New Features and Enhancements

SafeNet Luna PCIe HSM 7.2 introduces the following new features and enhancements:

Improved Luna HSM Client

Release 7.2 adds improvements to the Luna HSM Client software:

>Enhanced Version Compatibility for Luna HSM Client — Version 7.2 and newer Luna HSM Client can be used with HSMs running Luna 6.2.1 or higher, or any Luna 7 version, without conflict. Luna HSM Client 7.2 and newer versions can coexist in large deployments. You can schedule client roll-outs at your convenience, without need to match versions across your organization. Future HSM features that do not have client-version dependencies will function without issue.

>Improved Client Installer with User-Defined Install Paths (Windows) — Luna HSM Client can be installed at user-selected locations (file paths with sufficient space), and installed Client software can be modified without uninstalling and reinstalling.

See Windows SafeNet Luna HSM Client Installation in the Installation Guide.

>User-Defined Client Install Paths (Linux) — Linux root-level users can install the Luna HSM Client software to an installation directory of their choice.

See Linux SafeNet Luna HSM Client Software Installation in the Installation Guide.

Relabel Partitions

The Partition SO can now change the label of an initialized partition. This allows partitions to be created ahead of time and renamed to something more suitable later, when they are allocated for a particular purpose (Requires firmware 7.2.0).

See partition changelabel in the LunaCM Command Reference Guide.

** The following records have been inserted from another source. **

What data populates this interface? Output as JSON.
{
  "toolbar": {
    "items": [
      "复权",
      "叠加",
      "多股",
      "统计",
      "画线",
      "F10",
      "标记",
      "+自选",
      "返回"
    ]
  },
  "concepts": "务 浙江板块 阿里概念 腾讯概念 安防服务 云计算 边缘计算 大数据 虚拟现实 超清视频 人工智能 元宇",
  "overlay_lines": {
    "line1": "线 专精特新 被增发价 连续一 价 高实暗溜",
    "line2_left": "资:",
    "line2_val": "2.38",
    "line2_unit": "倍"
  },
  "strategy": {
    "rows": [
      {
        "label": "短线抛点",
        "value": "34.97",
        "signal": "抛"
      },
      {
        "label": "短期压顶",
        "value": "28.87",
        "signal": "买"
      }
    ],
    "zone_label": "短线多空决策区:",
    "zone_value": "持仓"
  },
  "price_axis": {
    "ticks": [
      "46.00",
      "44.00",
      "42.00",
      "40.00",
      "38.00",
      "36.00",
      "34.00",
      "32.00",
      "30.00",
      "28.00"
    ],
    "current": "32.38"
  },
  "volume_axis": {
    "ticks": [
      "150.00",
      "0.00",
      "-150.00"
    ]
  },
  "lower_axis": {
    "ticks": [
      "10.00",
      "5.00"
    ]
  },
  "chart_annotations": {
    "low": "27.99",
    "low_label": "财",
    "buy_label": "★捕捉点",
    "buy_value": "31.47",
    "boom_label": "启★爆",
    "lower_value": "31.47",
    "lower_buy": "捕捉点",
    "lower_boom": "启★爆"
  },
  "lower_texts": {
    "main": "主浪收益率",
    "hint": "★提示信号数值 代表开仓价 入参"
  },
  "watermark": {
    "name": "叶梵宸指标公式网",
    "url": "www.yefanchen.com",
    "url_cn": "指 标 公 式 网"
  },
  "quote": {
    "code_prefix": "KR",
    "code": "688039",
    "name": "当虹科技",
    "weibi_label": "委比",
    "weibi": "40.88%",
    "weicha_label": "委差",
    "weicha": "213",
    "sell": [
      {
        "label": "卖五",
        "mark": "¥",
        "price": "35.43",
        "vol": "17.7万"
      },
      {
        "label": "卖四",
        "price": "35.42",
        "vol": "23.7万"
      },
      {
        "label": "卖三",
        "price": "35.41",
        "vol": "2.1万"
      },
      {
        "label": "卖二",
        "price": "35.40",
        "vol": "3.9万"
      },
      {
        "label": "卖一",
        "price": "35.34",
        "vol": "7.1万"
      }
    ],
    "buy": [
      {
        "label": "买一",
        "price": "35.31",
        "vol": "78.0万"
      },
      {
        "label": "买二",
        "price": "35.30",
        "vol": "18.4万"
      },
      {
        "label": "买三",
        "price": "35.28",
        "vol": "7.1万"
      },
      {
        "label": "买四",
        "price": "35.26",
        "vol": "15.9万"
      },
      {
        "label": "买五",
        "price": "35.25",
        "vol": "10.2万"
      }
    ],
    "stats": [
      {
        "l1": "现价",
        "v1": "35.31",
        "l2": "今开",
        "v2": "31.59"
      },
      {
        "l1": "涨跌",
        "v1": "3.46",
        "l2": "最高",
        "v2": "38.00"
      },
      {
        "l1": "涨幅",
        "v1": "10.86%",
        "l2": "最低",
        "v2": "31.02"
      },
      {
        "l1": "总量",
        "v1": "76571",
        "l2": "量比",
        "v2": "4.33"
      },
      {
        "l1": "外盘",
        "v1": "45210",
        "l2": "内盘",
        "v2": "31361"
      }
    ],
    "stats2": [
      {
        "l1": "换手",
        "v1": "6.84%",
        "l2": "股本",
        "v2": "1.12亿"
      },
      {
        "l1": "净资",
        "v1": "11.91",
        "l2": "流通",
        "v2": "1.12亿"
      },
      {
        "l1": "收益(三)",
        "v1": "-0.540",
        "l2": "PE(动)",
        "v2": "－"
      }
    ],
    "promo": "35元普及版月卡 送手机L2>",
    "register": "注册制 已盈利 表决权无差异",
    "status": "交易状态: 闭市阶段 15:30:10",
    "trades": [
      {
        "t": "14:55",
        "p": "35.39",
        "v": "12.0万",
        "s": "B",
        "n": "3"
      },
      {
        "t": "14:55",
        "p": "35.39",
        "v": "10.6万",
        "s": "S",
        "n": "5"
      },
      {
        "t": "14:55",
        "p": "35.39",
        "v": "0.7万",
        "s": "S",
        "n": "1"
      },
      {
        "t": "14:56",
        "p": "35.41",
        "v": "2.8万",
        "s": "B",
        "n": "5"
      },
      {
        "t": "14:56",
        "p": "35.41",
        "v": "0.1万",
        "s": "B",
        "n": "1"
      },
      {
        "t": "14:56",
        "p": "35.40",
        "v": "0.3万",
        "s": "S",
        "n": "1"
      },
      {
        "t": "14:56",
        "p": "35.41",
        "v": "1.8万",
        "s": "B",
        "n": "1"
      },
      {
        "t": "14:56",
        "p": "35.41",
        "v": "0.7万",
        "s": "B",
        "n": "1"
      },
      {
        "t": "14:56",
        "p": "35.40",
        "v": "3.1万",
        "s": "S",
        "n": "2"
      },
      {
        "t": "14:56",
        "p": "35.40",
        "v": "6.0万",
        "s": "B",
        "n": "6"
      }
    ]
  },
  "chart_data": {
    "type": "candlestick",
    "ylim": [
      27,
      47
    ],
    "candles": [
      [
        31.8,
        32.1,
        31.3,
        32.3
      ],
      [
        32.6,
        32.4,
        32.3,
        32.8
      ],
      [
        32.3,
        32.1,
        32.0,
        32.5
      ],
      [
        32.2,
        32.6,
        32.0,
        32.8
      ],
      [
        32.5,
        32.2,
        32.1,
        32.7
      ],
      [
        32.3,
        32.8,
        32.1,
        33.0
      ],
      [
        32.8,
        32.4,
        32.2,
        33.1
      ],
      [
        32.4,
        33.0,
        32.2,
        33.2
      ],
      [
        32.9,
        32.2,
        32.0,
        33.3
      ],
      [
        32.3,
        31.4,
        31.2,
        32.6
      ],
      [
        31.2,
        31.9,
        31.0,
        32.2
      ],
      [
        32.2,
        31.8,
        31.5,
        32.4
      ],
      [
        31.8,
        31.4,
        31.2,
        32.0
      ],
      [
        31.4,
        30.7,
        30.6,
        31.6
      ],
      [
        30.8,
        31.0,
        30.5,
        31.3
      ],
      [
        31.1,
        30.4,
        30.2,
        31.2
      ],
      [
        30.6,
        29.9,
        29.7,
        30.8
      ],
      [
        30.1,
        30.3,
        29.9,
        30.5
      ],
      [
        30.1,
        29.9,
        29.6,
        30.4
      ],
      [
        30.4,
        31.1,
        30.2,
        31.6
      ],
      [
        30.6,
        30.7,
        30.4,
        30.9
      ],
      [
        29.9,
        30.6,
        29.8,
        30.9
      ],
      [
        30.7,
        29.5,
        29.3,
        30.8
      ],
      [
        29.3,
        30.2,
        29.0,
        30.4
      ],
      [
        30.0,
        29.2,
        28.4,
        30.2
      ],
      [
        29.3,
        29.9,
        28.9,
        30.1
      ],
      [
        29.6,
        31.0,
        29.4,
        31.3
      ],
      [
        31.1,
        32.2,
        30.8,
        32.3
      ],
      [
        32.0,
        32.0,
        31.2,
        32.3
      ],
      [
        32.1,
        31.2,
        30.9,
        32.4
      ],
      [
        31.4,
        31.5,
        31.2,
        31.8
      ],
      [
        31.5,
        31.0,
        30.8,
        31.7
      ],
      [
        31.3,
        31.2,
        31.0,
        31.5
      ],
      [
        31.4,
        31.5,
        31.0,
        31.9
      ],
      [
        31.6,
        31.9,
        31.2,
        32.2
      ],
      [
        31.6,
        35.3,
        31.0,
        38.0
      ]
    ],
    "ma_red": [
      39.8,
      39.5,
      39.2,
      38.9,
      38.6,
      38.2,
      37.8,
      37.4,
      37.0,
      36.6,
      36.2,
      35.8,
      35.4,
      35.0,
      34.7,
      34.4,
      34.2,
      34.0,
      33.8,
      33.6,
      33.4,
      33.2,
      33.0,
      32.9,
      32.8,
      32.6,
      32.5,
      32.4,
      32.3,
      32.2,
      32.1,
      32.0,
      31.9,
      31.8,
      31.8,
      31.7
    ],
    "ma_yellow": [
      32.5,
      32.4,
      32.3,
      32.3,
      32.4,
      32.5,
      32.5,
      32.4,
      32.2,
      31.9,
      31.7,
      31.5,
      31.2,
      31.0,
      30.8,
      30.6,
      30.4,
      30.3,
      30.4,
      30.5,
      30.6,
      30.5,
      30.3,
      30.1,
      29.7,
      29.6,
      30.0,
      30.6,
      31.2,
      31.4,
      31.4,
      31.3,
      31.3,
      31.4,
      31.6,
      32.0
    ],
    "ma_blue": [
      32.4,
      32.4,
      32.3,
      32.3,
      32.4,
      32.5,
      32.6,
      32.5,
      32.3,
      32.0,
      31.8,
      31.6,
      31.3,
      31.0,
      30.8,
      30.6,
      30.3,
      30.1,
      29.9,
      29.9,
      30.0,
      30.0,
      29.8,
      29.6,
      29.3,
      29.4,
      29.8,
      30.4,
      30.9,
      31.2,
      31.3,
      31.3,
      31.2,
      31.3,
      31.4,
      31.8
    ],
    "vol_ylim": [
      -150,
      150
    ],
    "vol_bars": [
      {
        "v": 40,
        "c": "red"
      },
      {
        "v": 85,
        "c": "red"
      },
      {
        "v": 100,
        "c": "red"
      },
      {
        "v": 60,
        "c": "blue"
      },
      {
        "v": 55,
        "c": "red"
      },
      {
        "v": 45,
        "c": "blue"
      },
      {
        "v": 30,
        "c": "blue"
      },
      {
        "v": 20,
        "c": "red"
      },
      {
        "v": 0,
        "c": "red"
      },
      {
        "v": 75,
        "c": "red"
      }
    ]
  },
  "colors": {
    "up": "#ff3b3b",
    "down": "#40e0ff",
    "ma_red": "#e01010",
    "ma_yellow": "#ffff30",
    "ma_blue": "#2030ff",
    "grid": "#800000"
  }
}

Crypto User Can Clone Public Objects

The Crypto User (CU) role has always been able to create public objects, but not clone them. In HA mode, this would cause the replication and subsequent object creation operations to fail. Firmware 7.2.0 allows the CU to clone public objects, and therefore to perform operations on HA groups without Crypto Officer authentication (Requires firmware 7.2.0).

Auto-Enabled HA Logging

Luna HSM Client now automatically enables HA logging, either when you create the first HA group, or when you update the Luna HSM Client to 7.2 and it detects a previously-configured HA group. If you manually turn HA logging off, logging is not auto-enabled for new HA groups.

See HA Logging in the Administration Guide.

SCP03 Encoding

The SCP03 encoding scheme, as defined in NIST SP 800-108, is now supported for Global Platform.